Она что-то сказала Ван Мандерпутцу, но слишком тихо, чтобы я мог услышать ее слова сам или ушами Картера через эттитьюдинизатор.
Но оба мы услышали, как взревел в ответ Ван Мандерпутц.
– Мне все равно, как произносится это слово согласно словарю! – орал он. – Ван Мандерпутц произносит его правильно!
Чудесная Лиза молча повернулась и исчезла. Несколько минут я смотрел на нее глазами Картера, но, когда она приблизилась к двери лаборатории, он снова переключил свое внимание на Мандерпутца и я потерял ее из вида.
Поскольку профессор закончил свою лекцию и приблизился ко мне, я стащил с головы эттитьюдинизатор и заставил себя успокоиться.
– Скажите, кто она? – потребовал я. – Я должен встретиться с ней!
Он посмотрел на меня невидящим взглядом.
– О ком вы говорите?
– Лиза! Кто такая Лиза?
Ни одной искры не вспыхнуло в глазах Ван Мандерпутца.
– Я не знаю никакой Лизы, – сказал он безразличным тоном.
– Но вы только что говорили с ней!

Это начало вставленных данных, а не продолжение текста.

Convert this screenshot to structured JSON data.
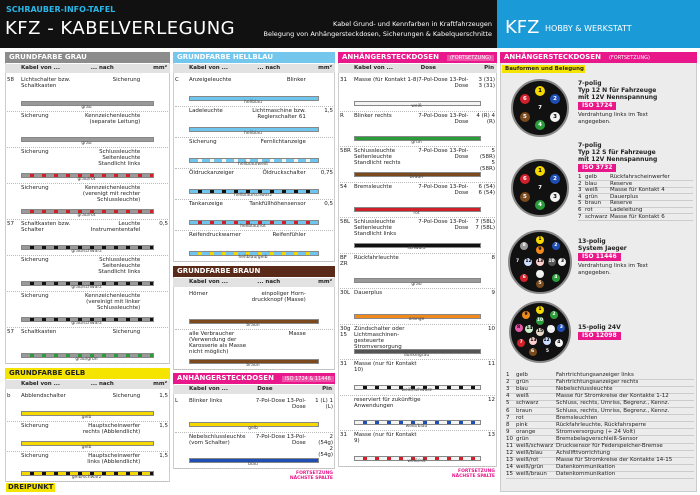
{
  "header": {
    "kicker": "SCHRAUBER-INFO-TAFEL",
    "title": "KFZ - KABELVERLEGUNG",
    "subtitle1": "Kabel Grund- und Kennfarben in Kraftfahrzeugen",
    "subtitle2": "Belegung von Anhängersteckdosen, Sicherungen & Kabelquerschnitte"
  },
  "brand": {
    "title": "KFZ",
    "subtitle": "HOBBY & WERKSTATT"
  },
  "logo": "DREIPUNKT",
  "sections": [
    {
      "title": "GRUNDFARBE GRAU",
      "color": "#8c8c8c",
      "text_color": "#fff",
      "head": [
        "Kabel von ...",
        "... nach",
        "mm²"
      ],
      "rows": [
        {
          "n": "58",
          "from": "Lichtschalter bzw. Schaltkasten",
          "to": "Sicherung",
          "wire": "grau",
          "colors": [
            "#999"
          ]
        },
        {
          "from": "Sicherung",
          "to": "Kennzeichenleuchte (separate Leitung)",
          "wire": "grau",
          "colors": [
            "#999"
          ]
        },
        {
          "from": "Sicherung",
          "to": "Schlussleuchte Seitenleuchte Standlicht links",
          "wire": "grau/rot",
          "colors": [
            "#999",
            "#d0202a"
          ]
        },
        {
          "from": "Sicherung",
          "to": "Kennzeichenleuchte (verenigt mit rechter Schlussleuchte)",
          "wire": "grau/rot",
          "colors": [
            "#999",
            "#d0202a"
          ]
        },
        {
          "n": "57",
          "from": "Schaltkasten bzw. Schalter",
          "to": "Leuchte Instrumententafel",
          "end": "0,5",
          "wire": "grau/schwarz",
          "colors": [
            "#999",
            "#111"
          ]
        },
        {
          "from": "Sicherung",
          "to": "Schlussleuchte Seitenleuchte Standlicht links",
          "wire": "grau/schwarz",
          "colors": [
            "#999",
            "#111"
          ]
        },
        {
          "from": "Sicherung",
          "to": "Kennzeichenleuchte (vereinigt mit linker Schlussleuchte)",
          "wire": "grau/schwarz",
          "colors": [
            "#999",
            "#111"
          ]
        },
        {
          "n": "57",
          "from": "Schaltkasten",
          "to": "Sicherung",
          "wire": "grau/grün",
          "colors": [
            "#999",
            "#2a9d3a"
          ]
        }
      ]
    },
    {
      "title": "GRUNDFARBE GELB",
      "color": "#f5e400",
      "text_color": "#222",
      "head": [
        "Kabel von ...",
        "... nach",
        "mm²"
      ],
      "rows": [
        {
          "n": "b",
          "from": "Abblendschalter",
          "to": "Sicherung",
          "end": "1,5",
          "wire": "gelb",
          "colors": [
            "#f5d800"
          ]
        },
        {
          "from": "Sicherung",
          "to": "Hauptscheinwerfer rechts (Abblendlicht)",
          "end": "1,5",
          "wire": "gelb",
          "colors": [
            "#f5d800"
          ]
        },
        {
          "from": "Sicherung",
          "to": "Hauptscheinwerfer links (Abblendlicht)",
          "end": "1,5",
          "wire": "gelb/schwarz",
          "colors": [
            "#f5d800",
            "#111"
          ]
        }
      ]
    },
    {
      "title": "GRUNDFARBE HELLBLAU",
      "color": "#74c7ec",
      "text_color": "#fff",
      "head": [
        "Kabel von ...",
        "... nach",
        "mm²"
      ],
      "rows": [
        {
          "n": "C",
          "from": "Anzeigeleuchte",
          "to": "Blinker",
          "wire": "hellblau",
          "colors": [
            "#6ec6ee"
          ]
        },
        {
          "from": "Ladeleuchte",
          "to": "Lichtmaschine bzw. Reglerschalter 61",
          "end": "1,5",
          "wire": "hellblau",
          "colors": [
            "#6ec6ee"
          ]
        },
        {
          "from": "Sicherung",
          "to": "Fernlichtanzeige",
          "wire": "hellblau/weiß",
          "colors": [
            "#6ec6ee",
            "#f4f4f4"
          ]
        },
        {
          "from": "Öldruckanzeiger",
          "to": "Öldruckschalter",
          "end": "0,75",
          "wire": "hellblau/schwarz",
          "colors": [
            "#6ec6ee",
            "#111"
          ]
        },
        {
          "from": "Tankanzeige",
          "to": "Tankfüllhöhensensor",
          "end": "0,5",
          "wire": "hellblau/rot",
          "colors": [
            "#6ec6ee",
            "#d0202a"
          ]
        },
        {
          "from": "Reifendruckwarner",
          "to": "Reifenfühler",
          "wire": "hellblau/gelb",
          "colors": [
            "#6ec6ee",
            "#f5d800"
          ]
        }
      ]
    },
    {
      "title": "GRUNDFARBE BRAUN",
      "color": "#5a2a18",
      "text_color": "#fff",
      "head": [
        "Kabel von ...",
        "... nach",
        "mm²"
      ],
      "rows": [
        {
          "from": "Hörner",
          "to": "einpoliger Horn-druckknopf (Masse)",
          "wire": "braun",
          "colors": [
            "#7a4a1e"
          ]
        },
        {
          "from": "alle Verbraucher (Verwendung der Karosserie als Masse nicht möglich)",
          "to": "Masse",
          "wire": "braun",
          "colors": [
            "#7a4a1e"
          ]
        }
      ]
    },
    {
      "title": "ANHÄNGERSTECKDOSEN",
      "title2": "ISO 1724 & 11446",
      "color": "#e8178a",
      "text_color": "#fff",
      "head": [
        "Kabel von ...",
        "Dose",
        "Pin"
      ],
      "footer": "FORTSETZUNG NÄCHSTE SPALTE",
      "rows": [
        {
          "n": "L",
          "from": "Blinker links",
          "to": "7-Pol-Dose 13-Pol-Dose",
          "end": "1 (L) 1 (L)",
          "wire": "gelb",
          "colors": [
            "#f5d800"
          ]
        },
        {
          "from": "Nebelschlussleuchte (vom Schalter)",
          "to": "7-Pol-Dose 13-Pol-Dose",
          "end": "2 (54g) 2 (54g)",
          "wire": "blau",
          "colors": [
            "#1f4fb5"
          ]
        }
      ]
    },
    {
      "title": "ANHÄNGERSTECKDOSEN",
      "title2": "(FORTSETZUNG)",
      "color": "#e8178a",
      "text_color": "#fff",
      "head": [
        "Kabel von ...",
        "Dose",
        "Pin"
      ],
      "footer": "FORTSETZUNG NÄCHSTE SPALTE",
      "rows": [
        {
          "n": "31",
          "from": "Masse (für Kontakt 1-8)",
          "to": "7-Pol-Dose 13-Pol-Dose",
          "end": "3 (31) 3 (31)",
          "wire": "weiß",
          "colors": [
            "#f4f4f4"
          ]
        },
        {
          "n": "R",
          "from": "Blinker rechts",
          "to": "7-Pol-Dose 13-Pol-Dose",
          "end": "4 (R) 4 (R)",
          "wire": "grün",
          "colors": [
            "#2a9d3a"
          ]
        },
        {
          "n": "58R",
          "from": "Schlussleuchte Seitenleuchte Standlicht rechts",
          "to": "7-Pol-Dose 13-Pol-Dose",
          "end": "5 (58R) 5 (58R)",
          "wire": "braun",
          "colors": [
            "#7a4a1e"
          ]
        },
        {
          "n": "54",
          "from": "Bremsleuchte",
          "to": "7-Pol-Dose 13-Pol-Dose",
          "end": "6 (54) 6 (54)",
          "wire": "rot",
          "colors": [
            "#d0202a"
          ]
        },
        {
          "n": "58L",
          "from": "Schlussleuchte Seitenleuchte Standlicht links",
          "to": "7-Pol-Dose 13-Pol-Dose",
          "end": "7 (58L) 7 (58L)",
          "wire": "schwarz",
          "colors": [
            "#111"
          ]
        },
        {
          "n": "BF ZR",
          "from": "Rückfahrleuchte",
          "end": "8",
          "wire": "grau",
          "colors": [
            "#999"
          ]
        },
        {
          "n": "30L",
          "from": "Dauerplus",
          "end": "9",
          "wire": "orange",
          "colors": [
            "#f08a1c"
          ]
        },
        {
          "n": "30g 15",
          "from": "Zündschalter oder Lichtmaschinen-gesteuerte Stromversorgung",
          "end": "10",
          "wire": "dunkelgrau",
          "colors": [
            "#555"
          ]
        },
        {
          "n": "31",
          "from": "Masse (nur für Kontakt 10)",
          "end": "11",
          "wire": "weiß/schwarz",
          "colors": [
            "#f4f4f4",
            "#111"
          ]
        },
        {
          "from": "reserviert für zukünftige Anwendungen",
          "end": "12",
          "wire": "weiß/blau",
          "colors": [
            "#f4f4f4",
            "#1f4fb5"
          ]
        },
        {
          "n": "31",
          "from": "Masse (nur für Kontakt 9)",
          "end": "13",
          "wire": "weiß/rot",
          "colors": [
            "#f4f4f4",
            "#d0202a"
          ]
        }
      ]
    }
  ],
  "plugs_panel": {
    "title": "ANHÄNGERSTECKDOSEN",
    "title2": "(FORTSETZUNG)",
    "sub": "Bauformen und Belegung"
  },
  "plugs": [
    {
      "title": [
        "7-polig",
        "Typ 12 N für Fahrzeuge",
        "mit 12V Nennspannung"
      ],
      "iso": "ISO 1724",
      "note": [
        "Verdrahtung links im Text",
        "angegeben."
      ],
      "pin_labels": [
        "1",
        "2",
        "3",
        "4",
        "5",
        "6",
        "7"
      ],
      "pin_colors": [
        "#f5d800",
        "#1f4fb5",
        "#f4f4f4",
        "#2a9d3a",
        "#7a4a1e",
        "#d0202a",
        "#111"
      ]
    },
    {
      "title": [
        "7-polig",
        "Typ 12 S für Fahrzeuge",
        "mit 12V Nennspannung"
      ],
      "iso": "ISO 3732",
      "pin_labels": [
        "1",
        "2",
        "3",
        "4",
        "5",
        "6",
        "7"
      ],
      "pin_colors": [
        "#f5d800",
        "#1f4fb5",
        "#f4f4f4",
        "#2a9d3a",
        "#7a4a1e",
        "#d0202a",
        "#111"
      ],
      "table": [
        [
          "1",
          "gelb",
          "Rückfahrscheinwerfer"
        ],
        [
          "2",
          "blau",
          "Reserve"
        ],
        [
          "3",
          "weiß",
          "Masse für Kontakt 4"
        ],
        [
          "4",
          "grün",
          "Dauerplus"
        ],
        [
          "5",
          "braun",
          "Reserve"
        ],
        [
          "6",
          "rot",
          "Ladeleitung"
        ],
        [
          "7",
          "schwarz",
          "Masse für Kontakt 6"
        ]
      ]
    },
    {
      "title": [
        "13-polig",
        "System Jaeger"
      ],
      "iso": "ISO 11446",
      "note": [
        "Verdrahtung links im Text",
        "angegeben."
      ],
      "pin_labels": [
        "1",
        "2",
        "3",
        "4",
        "5",
        "6",
        "7",
        "8",
        "9",
        "10",
        "11",
        "12",
        "13"
      ],
      "pin_colors": [
        "#f5d800",
        "#1f4fb5",
        "#f4f4f4",
        "#2a9d3a",
        "#7a4a1e",
        "#d0202a",
        "#111",
        "#999",
        "#f08a1c",
        "#555",
        "#eee",
        "#cfe0ff",
        "#ffd0d0"
      ]
    },
    {
      "title": [
        "15-polig  24V"
      ],
      "iso": "ISO 12098",
      "pin_labels": [
        "1",
        "2",
        "3",
        "4",
        "5",
        "6",
        "7",
        "8",
        "9",
        "10",
        "11",
        "12",
        "13",
        "14",
        "15"
      ],
      "pin_colors": [
        "#f5d800",
        "#2a9d3a",
        "#1f4fb5",
        "#f4f4f4",
        "#111",
        "#7a4a1e",
        "#d0202a",
        "#e85aa8",
        "#f08a1c",
        "#2a9d3a",
        "#eee",
        "#cfe0ff",
        "#ffd0d0",
        "#d0f0d0",
        "#e8d8c8"
      ],
      "table": [
        [
          "1",
          "gelb",
          "Fahrtrichtungsanzeiger links"
        ],
        [
          "2",
          "grün",
          "Fahrtrichtungsanzeiger rechts"
        ],
        [
          "3",
          "blau",
          "Nebelschlussleuchte"
        ],
        [
          "4",
          "weiß",
          "Masse für Stromkreise der Kontakte 1-12"
        ],
        [
          "5",
          "schwarz",
          "Schluss, rechts, Umriss, Begrenz., Kennz."
        ],
        [
          "6",
          "braun",
          "Schluss, rechts, Umriss, Begrenz., Kennz."
        ],
        [
          "7",
          "rot",
          "Bremsleuchten"
        ],
        [
          "8",
          "pink",
          "Rückfahrleuchte, Rückfahrsperre"
        ],
        [
          "9",
          "orange",
          "Stromversorgung (+ 24 Volt)"
        ],
        [
          "10",
          "grün",
          "Bremsbelagverschleiß-Sensor"
        ],
        [
          "11",
          "weiß/schwarz",
          "Drucksensor für Federspeicher-Bremse"
        ],
        [
          "12",
          "weiß/blau",
          "Achslifttvorrichtung"
        ],
        [
          "13",
          "weiß/rot",
          "Masse für Stromkreise der Kontakte 14-15"
        ],
        [
          "14",
          "weiß/grün",
          "Datenkommunikation"
        ],
        [
          "15",
          "weiß/braun",
          "Datenkommunikation"
        ]
      ]
    }
  ]
}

Прямо сейчас!
Ван Мандерпутц с любопытством уставился на меня, затем мало-помалу догадка озарила крупные черты его интеллигентного лица.
– Ха! – сказал он. – Вы случайно не пользовались эттитьюдинизатором?
Я кивнул, и меня передернуло от плохого предчувствия.
– То есть вы сейчас изучали точку зрения Картера?
После моего кивка он шагнул к двери, которая соединяла две комнаты, и закрыл ее. Когда он посмотрел на меня снова, на его лице было написано удовольствие, которое неожиданно сменилось взрывом хохота.
– Хо! – ревел он. – Да знаете ли вы, кто такая ваша чудесная Лиза? Это Фиц!
– Фиц? Да вы с ума сошли! Лиза великолепна, а Фиц – плоская, тощая и уродливая. Вы считаете меня дураком?
– Вы задаете провокационный вопрос, – усмехнулся профессор. – Послушайте меня, Дик. Женщина, которую вы видели, это моя секретарша, мисс Фиц, но вы смотрели на нее глазами Картера. Неужели вы не понимаете? Идиот Картер влюблен в нее!
Наверное, я полночи бродил по верхним уровням Нью-Йорка, не обращая внимания ни на узкую полосу звезд, просвечивающую сквозь громоздящиеся стены города двадцать первого века, ни на прерывистый гул транспорта на грузовых уровнях. Несомненно, эта ситуация была самой затруднительной из всех, в которые меня втравливали дьявольские приспособления Ван Мандерпутца.